Parents must give informed consent for a school to evaluate a child. Parents can also withdraw, contest, or disagree with recommendations.
While you want what is best for your child, the school is legally required to provide what is appropriate.
Under the law, your child has the right to a free and appropriate education, according to an individual’s needs.
Students who receive special services should be taught with students who do not require accommodations when appropriate (least restrictive environment).
They should not be pulled out of general education classrooms for inclusion in special education classrooms when easily implementable accommodations can be provided.
The law considers most students with disabilities as being able to meet the standards of those students without disabilities.

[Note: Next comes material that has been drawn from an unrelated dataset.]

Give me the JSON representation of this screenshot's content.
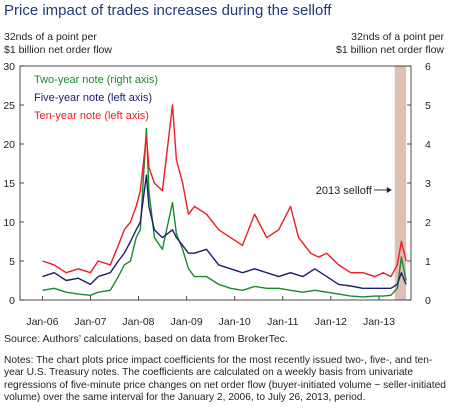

Use specific language and don’t be vague. Educate yourself so you can speak directly to the struggles your child is having.
Encourage cooperation. You, as the parent, and the school ultimately want your child to succeed. Be assertive but not aggressive.
Ask for everything in writing. Any objections you make, requests from the school, and/or communications about your child’s academics, behaviors, or accommodations should be documented in writing and include dates.
You have the right to take notes or bring someone to take notes during meetings with the school.
Do NOT wait if you think your child has an issue that is impacting his/her learning. Identify and refer immediately. There is no worst case scenario in being proactive.
Finally, special education services are designed to be free, meet the individual needs of the student, are designed to allow the child to make meaningful progress from grade to grade, and provide an appropriate educational setting for your child.